Aventis hired Morgan Stanley, Goldman Sachs Group Inc and Rothschild Group to fend off a possible takeover attempt by Sanofi, people familiar with the situation said yesterday.
Combining the companies would form the world's second-biggest drugmaker with 2002 drug revenue of about 24.9 billion euros, ahead of GlaxoSmithKline Plc and trailing only Pfizer Inc, according to a report by Natexis Bleichroeder.
Sanofi-Synthelabo is under pressure as its patent on the Plavix anti-clotting treatment is being challenged.
"This is a defensive move aimed at reinforcing product innovation," said Leonard Mazzoni, who helps manage a 40-million-euro health fund at Cyril Finance in Paris, in a televised interview. He spoke before the board meeting.
Sanofi spokeswoman Nicole Cranois declined to comment.
L'Oreal SA and Total SA, the company's biggest shareholders, also held board meetings over the weekend. L'Oreal spokesman Lorrain Kressmann declined to comment. Total spokeswoman Catherine Enck also declined to comment.

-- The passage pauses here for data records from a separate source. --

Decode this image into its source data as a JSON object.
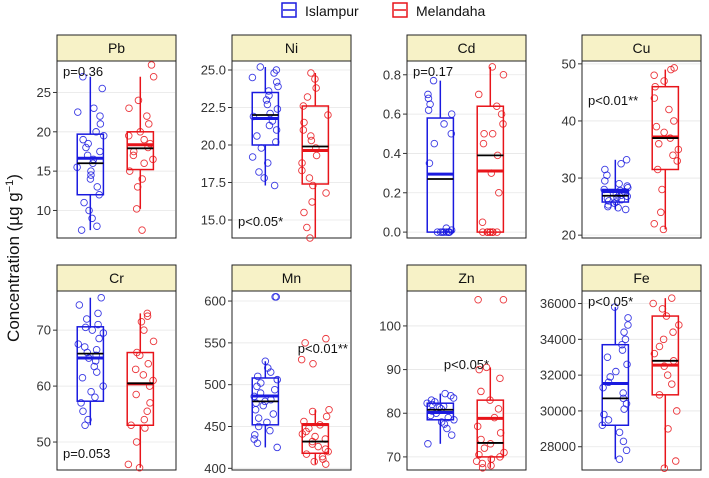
{
  "chart_data": {
    "type": "boxplot",
    "ylabel_main": "Concentration (",
    "ylabel_unit": "µg g",
    "ylabel_exp": "−1",
    "ylabel_close": ")",
    "legend": [
      {
        "name": "Islampur",
        "color": "#1a1adf"
      },
      {
        "name": "Melandaha",
        "color": "#e8141a"
      }
    ],
    "groups": [
      "Islampur",
      "Melandaha"
    ],
    "panels": [
      {
        "title": "Pb",
        "ylim": [
          6.5,
          29
        ],
        "ticks": [
          10,
          15,
          20,
          25
        ],
        "tick_labels": [
          "10",
          "15",
          "20",
          "25"
        ],
        "p_label": "p=0.36",
        "p_pos": "top-left",
        "boxes": [
          {
            "min": 7.5,
            "q1": 12.0,
            "median": 16.0,
            "q3": 19.7,
            "max": 27.0
          },
          {
            "min": 10.2,
            "q1": 15.2,
            "median": 17.9,
            "q3": 20.0,
            "max": 27.0
          }
        ],
        "points": [
          [
            7.5,
            8.0,
            9.0,
            10.0,
            11.0,
            12.0,
            13.0,
            14.0,
            14.5,
            15.0,
            15.5,
            16.0,
            16.5,
            17.0,
            17.5,
            18.0,
            18.5,
            19.0,
            19.5,
            20.0,
            21.0,
            22.0,
            22.5,
            23.0,
            25.5,
            27.0
          ],
          [
            7.5,
            10.2,
            13.0,
            14.0,
            15.0,
            16.0,
            16.5,
            17.0,
            17.5,
            18.0,
            18.5,
            19.0,
            19.5,
            20.0,
            21.0,
            22.0,
            23.0,
            24.0,
            27.0,
            28.5
          ]
        ]
      },
      {
        "title": "Ni",
        "ylim": [
          13.8,
          25.6
        ],
        "ticks": [
          15.0,
          17.5,
          20.0,
          22.5,
          25.0
        ],
        "tick_labels": [
          "15.0",
          "17.5",
          "20.0",
          "22.5",
          "25.0"
        ],
        "p_label": "p<0.05*",
        "p_pos": "bottom-left",
        "boxes": [
          {
            "min": 17.3,
            "q1": 20.0,
            "median": 22.0,
            "q3": 23.5,
            "max": 25.2
          },
          {
            "min": 13.8,
            "q1": 17.4,
            "median": 19.9,
            "q3": 22.6,
            "max": 24.8
          }
        ],
        "points": [
          [
            17.3,
            17.8,
            18.2,
            18.8,
            19.2,
            19.8,
            20.2,
            20.6,
            21.0,
            21.3,
            21.6,
            21.9,
            22.1,
            22.4,
            22.7,
            23.0,
            23.3,
            23.6,
            23.9,
            24.2,
            24.5,
            24.8,
            25.0,
            25.2
          ],
          [
            13.8,
            14.5,
            15.5,
            16.2,
            16.8,
            17.3,
            17.8,
            18.3,
            18.8,
            19.3,
            19.8,
            20.3,
            20.6,
            21.0,
            21.5,
            22.0,
            22.6,
            23.2,
            23.8,
            24.4,
            24.8
          ]
        ]
      },
      {
        "title": "Cd",
        "ylim": [
          -0.03,
          0.87
        ],
        "ticks": [
          0.0,
          0.2,
          0.4,
          0.6,
          0.8
        ],
        "tick_labels": [
          "0.0",
          "0.2",
          "0.4",
          "0.6",
          "0.8"
        ],
        "p_label": "p=0.17",
        "p_pos": "top-left",
        "boxes": [
          {
            "min": 0.0,
            "q1": 0.0,
            "median": 0.27,
            "q3": 0.58,
            "max": 0.77
          },
          {
            "min": 0.0,
            "q1": 0.0,
            "median": 0.39,
            "q3": 0.64,
            "max": 0.84
          }
        ],
        "points": [
          [
            0.0,
            0.0,
            0.0,
            0.0,
            0.0,
            0.0,
            0.0,
            0.0,
            0.01,
            0.02,
            0.35,
            0.45,
            0.5,
            0.55,
            0.6,
            0.62,
            0.65,
            0.68,
            0.7,
            0.77
          ],
          [
            0.0,
            0.0,
            0.0,
            0.0,
            0.0,
            0.0,
            0.0,
            0.0,
            0.05,
            0.2,
            0.3,
            0.39,
            0.45,
            0.5,
            0.5,
            0.55,
            0.6,
            0.64,
            0.7,
            0.8,
            0.84
          ]
        ]
      },
      {
        "title": "Cu",
        "ylim": [
          19.5,
          50.5
        ],
        "ticks": [
          20,
          30,
          40,
          50
        ],
        "tick_labels": [
          "20",
          "30",
          "40",
          "50"
        ],
        "p_label": "p<0.01**",
        "p_pos": "mid-left",
        "boxes": [
          {
            "min": 24.5,
            "q1": 25.8,
            "median": 26.9,
            "q3": 28.0,
            "max": 33.2
          },
          {
            "min": 21.0,
            "q1": 31.5,
            "median": 37.0,
            "q3": 46.0,
            "max": 49.0
          }
        ],
        "points": [
          [
            24.5,
            24.8,
            25.0,
            25.3,
            25.6,
            25.8,
            26.0,
            26.2,
            26.4,
            26.6,
            26.8,
            27.0,
            27.2,
            27.4,
            27.6,
            27.8,
            28.0,
            28.3,
            28.6,
            29.0,
            29.5,
            30.5,
            31.5,
            32.5,
            33.2
          ],
          [
            21.0,
            22.0,
            24.0,
            28.0,
            31.5,
            33.0,
            34.0,
            35.0,
            36.0,
            37.0,
            38.0,
            39.0,
            40.0,
            42.0,
            44.0,
            46.0,
            47.0,
            48.0,
            49.0,
            49.3
          ]
        ]
      },
      {
        "title": "Cr",
        "ylim": [
          45,
          77
        ],
        "ticks": [
          50,
          60,
          70
        ],
        "tick_labels": [
          "50",
          "60",
          "70"
        ],
        "p_label": "p=0.053",
        "p_pos": "bottom-left",
        "boxes": [
          {
            "min": 53.0,
            "q1": 57.3,
            "median": 65.8,
            "q3": 70.6,
            "max": 75.8
          },
          {
            "min": 45.4,
            "q1": 53.0,
            "median": 60.5,
            "q3": 66.0,
            "max": 73.0
          }
        ],
        "points": [
          [
            53.0,
            54.0,
            55.5,
            57.0,
            58.0,
            59.0,
            60.0,
            61.5,
            62.5,
            63.5,
            64.5,
            65.0,
            65.5,
            66.0,
            66.5,
            67.0,
            67.5,
            68.5,
            69.5,
            70.0,
            70.5,
            71.0,
            72.0,
            73.0,
            74.5,
            75.8
          ],
          [
            45.4,
            46.0,
            50.0,
            52.5,
            53.0,
            54.0,
            55.5,
            57.0,
            58.5,
            60.0,
            61.0,
            62.0,
            63.0,
            64.0,
            65.5,
            66.0,
            68.0,
            70.0,
            71.5,
            72.5,
            73.0
          ]
        ]
      },
      {
        "title": "Mn",
        "ylim": [
          398,
          612
        ],
        "ticks": [
          400,
          450,
          500,
          550,
          600
        ],
        "tick_labels": [
          "400",
          "450",
          "500",
          "550",
          "600"
        ],
        "p_label": "p<0.01**",
        "p_pos": "top-right",
        "boxes": [
          {
            "min": 425,
            "q1": 452,
            "median": 480,
            "q3": 508,
            "max": 528
          },
          {
            "min": 405,
            "q1": 418,
            "median": 432,
            "q3": 453,
            "max": 470
          }
        ],
        "points": [
          [
            425,
            430,
            435,
            440,
            445,
            450,
            455,
            460,
            465,
            470,
            475,
            478,
            480,
            482,
            486,
            490,
            494,
            498,
            502,
            506,
            510,
            515,
            520,
            528,
            605,
            605
          ],
          [
            405,
            408,
            411,
            414,
            417,
            420,
            423,
            426,
            429,
            432,
            435,
            438,
            441,
            444,
            448,
            452,
            456,
            462,
            468,
            470,
            525,
            530,
            550,
            555
          ]
        ]
      },
      {
        "title": "Zn",
        "ylim": [
          67,
          108
        ],
        "ticks": [
          70,
          80,
          90,
          100
        ],
        "tick_labels": [
          "70",
          "80",
          "90",
          "100"
        ],
        "p_label": "p<0.05*",
        "p_pos": "mid-center",
        "boxes": [
          {
            "min": 73.0,
            "q1": 78.5,
            "median": 80.8,
            "q3": 82.3,
            "max": 84.5
          },
          {
            "min": 67.5,
            "q1": 70.0,
            "median": 73.2,
            "q3": 83.0,
            "max": 90.5
          }
        ],
        "points": [
          [
            73.0,
            75.0,
            76.5,
            77.5,
            78.0,
            78.5,
            79.0,
            79.5,
            80.0,
            80.5,
            81.0,
            81.3,
            81.6,
            82.0,
            82.3,
            82.6,
            83.0,
            83.5,
            84.0,
            84.5
          ],
          [
            67.5,
            68.0,
            68.5,
            69.0,
            69.5,
            70.0,
            70.5,
            71.0,
            72.0,
            73.0,
            74.0,
            75.5,
            77.0,
            79.0,
            81.0,
            83.0,
            85.0,
            88.0,
            90.0,
            90.5,
            106.0,
            106.0
          ]
        ]
      },
      {
        "title": "Fe",
        "ylim": [
          26700,
          36700
        ],
        "ticks": [
          28000,
          30000,
          32000,
          34000,
          36000
        ],
        "tick_labels": [
          "28000",
          "30000",
          "32000",
          "34000",
          "36000"
        ],
        "p_label": "p<0.05*",
        "p_pos": "top-left",
        "boxes": [
          {
            "min": 27300,
            "q1": 29200,
            "median": 30700,
            "q3": 33700,
            "max": 35800
          },
          {
            "min": 26800,
            "q1": 30900,
            "median": 32800,
            "q3": 35300,
            "max": 36300
          }
        ],
        "points": [
          [
            27300,
            27800,
            28300,
            28800,
            29200,
            29500,
            29800,
            30100,
            30400,
            30700,
            31000,
            31300,
            31600,
            31900,
            32200,
            32600,
            33000,
            33400,
            33700,
            34000,
            34400,
            34800,
            35200,
            35800
          ],
          [
            26800,
            27200,
            29000,
            30000,
            30900,
            31500,
            32000,
            32500,
            32800,
            33200,
            33600,
            34000,
            34400,
            34800,
            35300,
            35700,
            36000,
            36300
          ]
        ]
      }
    ]
  }
}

Shares of Strasbourg, France-based Aventis have risen 9.8 percent this month after the talks were reported in Handelsblatt and the New York Times. Shares of Paris-based Sanofi have fallen 3.3 percent in the same period.
A bid may help Sanofi chief executive Jean-Francois Dehecq, 64, keep his company from being taken over before he retires by 2008. Sanofi may become vulnerable to buyout bids last month when an agreement between L'Oreal and Total ends. Until then, L'Oreal, the world's largest cosmetics maker, and Total, the world's fourth-biggest oil and gas company, are each obliged to hold their stakes of 20 percent or more in Sanofi.
Patrick Langlois, the 59-year-old chief executive of Aventis, has said the two companies aren't in talks, and Le Monde said Friday that Langlois said "unsolicited mergers are very rare in the drug industry." The two drugmakers both make top-selling blood thinners.